A review of the SQL logs following a failover provided the first hint as to the cause; SQL Server saw all vCPUs, but due to the Standard edition licensing constraints, it was only capable of using four sockets or 24 cores, whichever is encountered first. This limitation had impacted performance since the VM was first created years ago but hadn’t been noticed. As VMware SMP scheduling has significantly improved over the years, new VMs are created with “wide” vCPU configurations by default; i.e. eight vCPUs are configured logically as eight sockets, each with a single core. Unfortunately, this ran foul of SQL Server Standard licensing and thus restricted it to only four sockets.
This issue was quickly resolved by shutting down the passive cluster node and updating its vCPU configuration to two sockets, each with four cores. After performing a failover, the increased vCPU resources were immediately visible and active.
Issue Two
With the ceiling on vCPU resources lifted, the random slowdowns’ frequency was reduced but not eradicated. However, for occasional SQL DBAs, the internet has a wealth of helpful guidance and diagnostic assistance. In particular, the First Responders Toolkit from Brent Ozar and the SQL Server Maintenance Solution from Ola Hallengren were especially useful. For example, reviewing the configuration of the SQL Server cluster with sp_blitz from the First Responders Toolkit produced a list of potential performance-impacting configuration issues to address, including:
- Out-of-support SQL Server version
- Configuration of minimum and maximum ram usage for SQL Server
- Configuration of Max Degree of Parallelism and corresponding Cost Threshold for Parallelism
- Outdated defaults for Auto-close, Auto-shrink, and Recovery Interval on most databases
Ola Hallengrens maintenance solution was implemented for:
- Consistency Checks, Index Maintenance, and Statistics Updates on most databases
These changes ensured the client worked from a known-good configuration should any further performance issues arise.
Issue Three
Not all databases running in the cluster were equally important, with one exceeding all others as it was responsible for all production planning. Most of the investigations had focused on optimising the performance of that critical database, but random slowdowns occurred again. With the various third-party toolkits now in place, we could run some diagnostics, such as sp_blitzfirst from Brent Ozar, which indicated the presence of some costly queries causing high CPU usage. So we dug deeper with sp_blitzcache, “a fast tool to find the worst queries in the SQL Server plan cache, tell you why they’re bad, and even tell you what you can do about them”. The clients’ Development Team was surprised when we discovered that a simple database and app to update timing data on all manufacturing equipment consumed over 40% of all server resources, executing a query over 5000 times per minute.
This simple app proved to be the root cause of all performance issues, pushing overall CPU usage to the limit as more and more manufacturing systems came online.
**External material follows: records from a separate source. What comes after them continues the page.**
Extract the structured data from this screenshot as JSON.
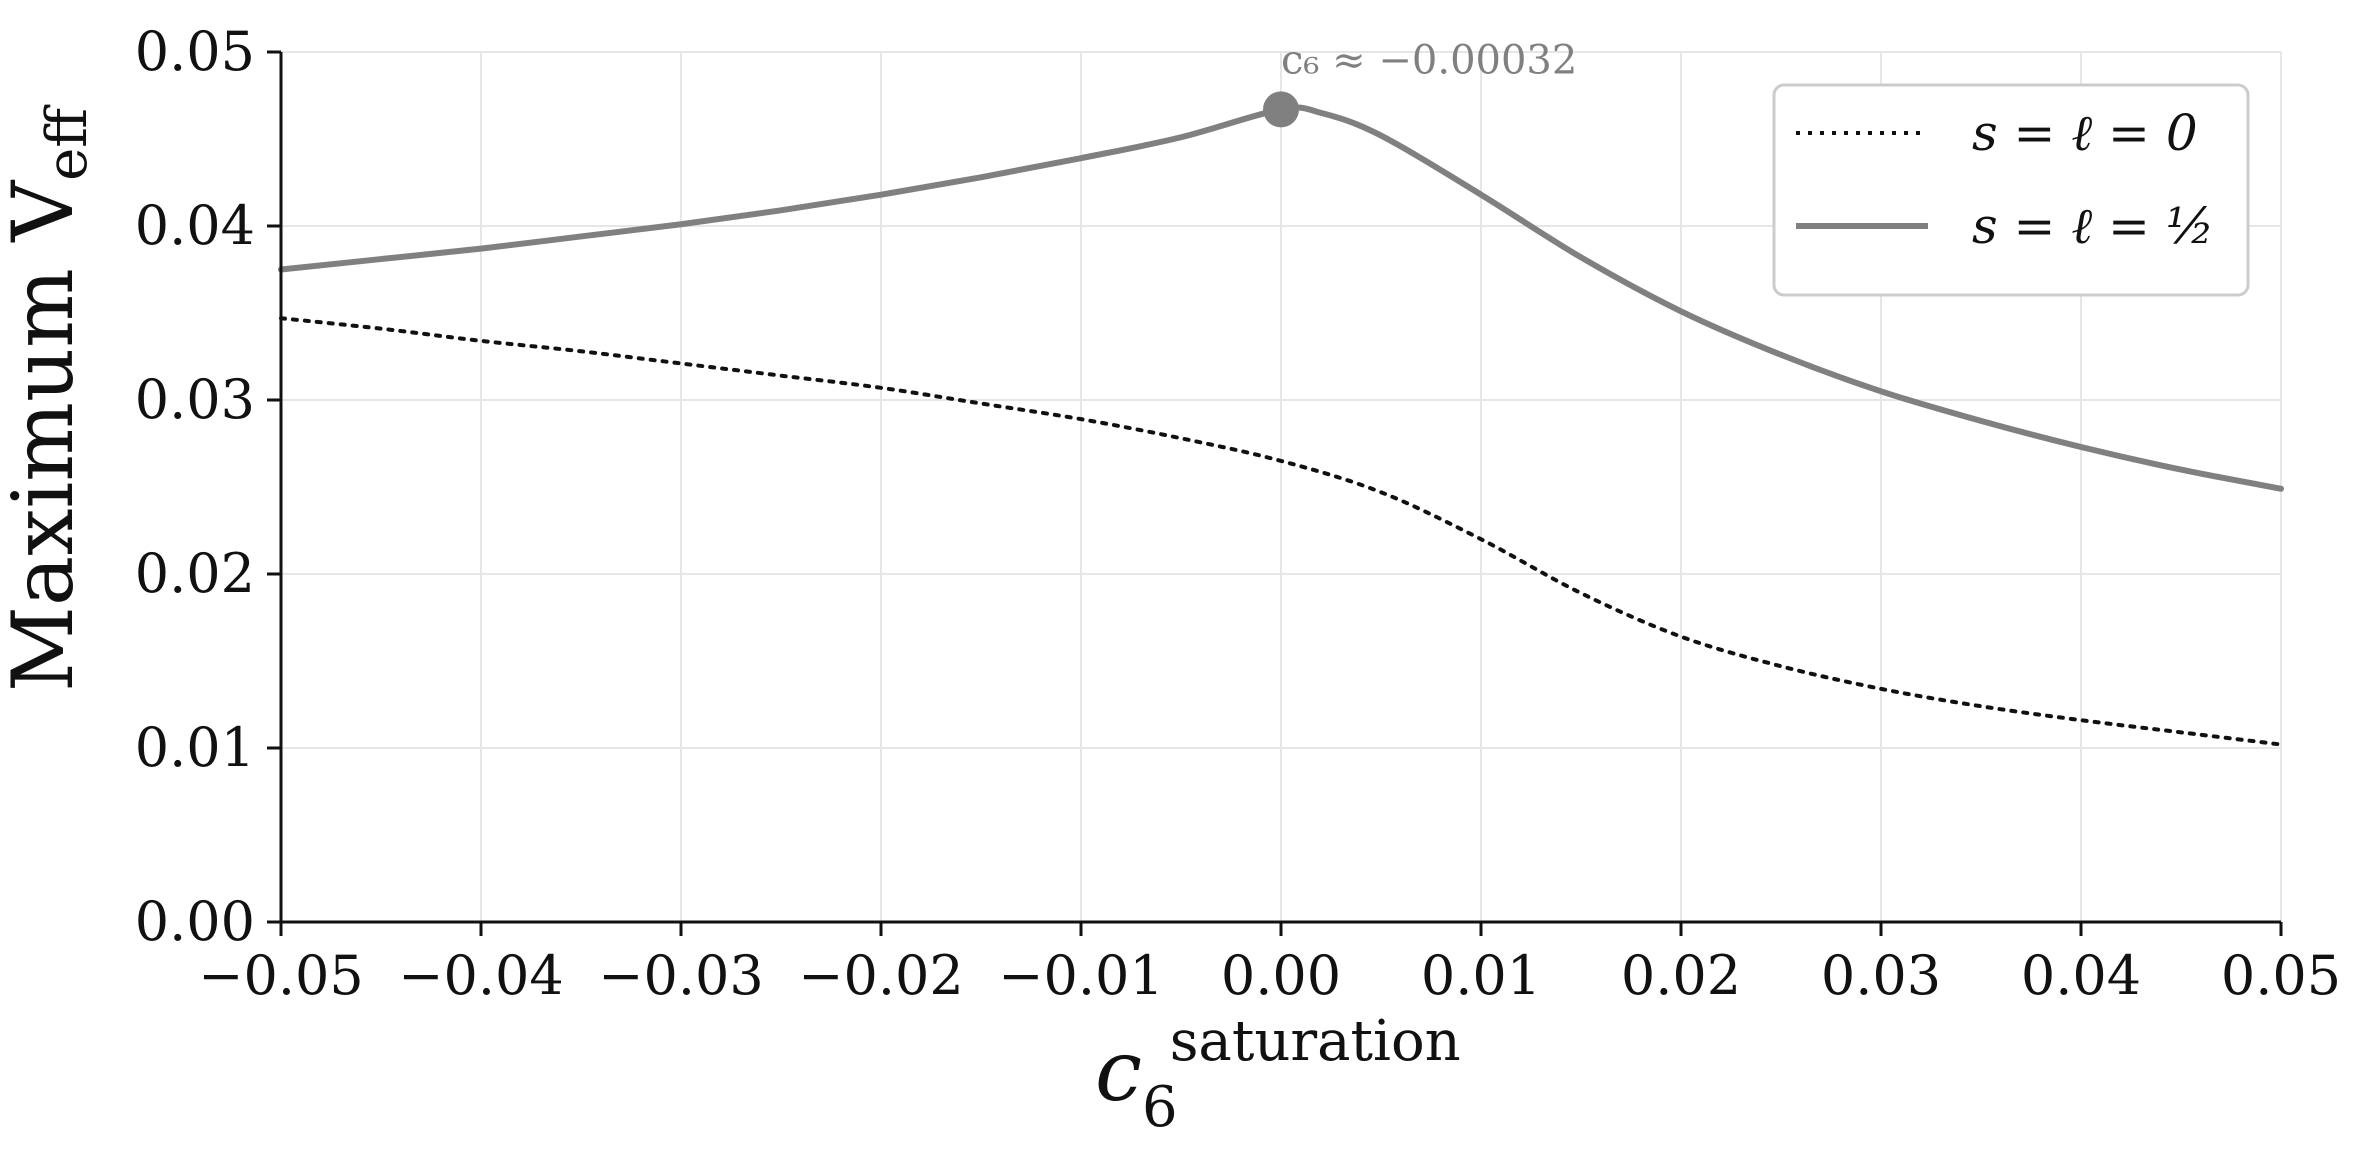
{
  "chart_data": {
    "type": "line",
    "title": "",
    "xlabel": "c_6^saturation",
    "xlabel_main": "c",
    "xlabel_sub": "6",
    "xlabel_sup": "saturation",
    "ylabel": "Maximum V_eff",
    "ylabel_main": "Maximum V",
    "ylabel_sub": "eff",
    "xlim": [
      -0.05,
      0.05
    ],
    "ylim": [
      0.0,
      0.05
    ],
    "xticks": [
      -0.05,
      -0.04,
      -0.03,
      -0.02,
      -0.01,
      0.0,
      0.01,
      0.02,
      0.03,
      0.04,
      0.05
    ],
    "xtick_labels": [
      "−0.05",
      "−0.04",
      "−0.03",
      "−0.02",
      "−0.01",
      "0.00",
      "0.01",
      "0.02",
      "0.03",
      "0.04",
      "0.05"
    ],
    "yticks": [
      0.0,
      0.01,
      0.02,
      0.03,
      0.04,
      0.05
    ],
    "ytick_labels": [
      "0.00",
      "0.01",
      "0.02",
      "0.03",
      "0.04",
      "0.05"
    ],
    "grid": true,
    "legend_position": "top-right",
    "series": [
      {
        "name": "s = ℓ = 0",
        "style": "dotted",
        "color": "#111111",
        "x": [
          -0.05,
          -0.045,
          -0.04,
          -0.035,
          -0.03,
          -0.025,
          -0.02,
          -0.015,
          -0.01,
          -0.005,
          0.0,
          0.005,
          0.01,
          0.015,
          0.02,
          0.025,
          0.03,
          0.035,
          0.04,
          0.045,
          0.05
        ],
        "y": [
          0.0347,
          0.0341,
          0.0334,
          0.0328,
          0.0321,
          0.0314,
          0.0307,
          0.0298,
          0.0289,
          0.0278,
          0.0265,
          0.0247,
          0.022,
          0.0189,
          0.0164,
          0.0147,
          0.0134,
          0.0124,
          0.0116,
          0.0109,
          0.0102
        ]
      },
      {
        "name": "s = ℓ = 1/2",
        "style": "solid",
        "color": "#808080",
        "x": [
          -0.05,
          -0.045,
          -0.04,
          -0.035,
          -0.03,
          -0.025,
          -0.02,
          -0.015,
          -0.01,
          -0.005,
          0.0,
          0.002,
          0.005,
          0.01,
          0.015,
          0.02,
          0.025,
          0.03,
          0.035,
          0.04,
          0.045,
          0.05
        ],
        "y": [
          0.0375,
          0.0381,
          0.0387,
          0.0394,
          0.0401,
          0.0409,
          0.0418,
          0.0428,
          0.0439,
          0.0451,
          0.0467,
          0.0465,
          0.0452,
          0.0418,
          0.0382,
          0.0351,
          0.0326,
          0.0305,
          0.0288,
          0.0273,
          0.026,
          0.0249
        ]
      }
    ],
    "annotations": [
      {
        "type": "point",
        "x": 0.0,
        "y": 0.0467,
        "color": "#808080"
      },
      {
        "type": "text",
        "text": "c₆ ≈ −0.00032",
        "x": 0.0,
        "y": 0.0467
      }
    ]
  },
  "legend": {
    "items": [
      {
        "label": "s = ℓ = 0"
      },
      {
        "label": "s = ℓ = ½"
      }
    ]
  }
}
The impact was confirmed by temporarily disabling the app and then re-architecting it to reduce the volume of queries on the database.
The Result
Following all the troubleshooting, the clients critical SQL Server cluster:
- had increased physical CPU resources by 100%,
- reduced CPU consumption by SQL queries by nearly 40%,
- was updated to vendor-supported versions,
- reduced or removed dozens of minor misconfigurations,
- had improved tools and instrumentation to allow faster recovery from issues.
Overall, the client regained confidence in their critical production environment, and the development and IT teams gained a greater knowledge of SQL Server configuration best practices and performance tuning techniques. In addition, overall system availability was improved, reducing or eliminating overnight callouts.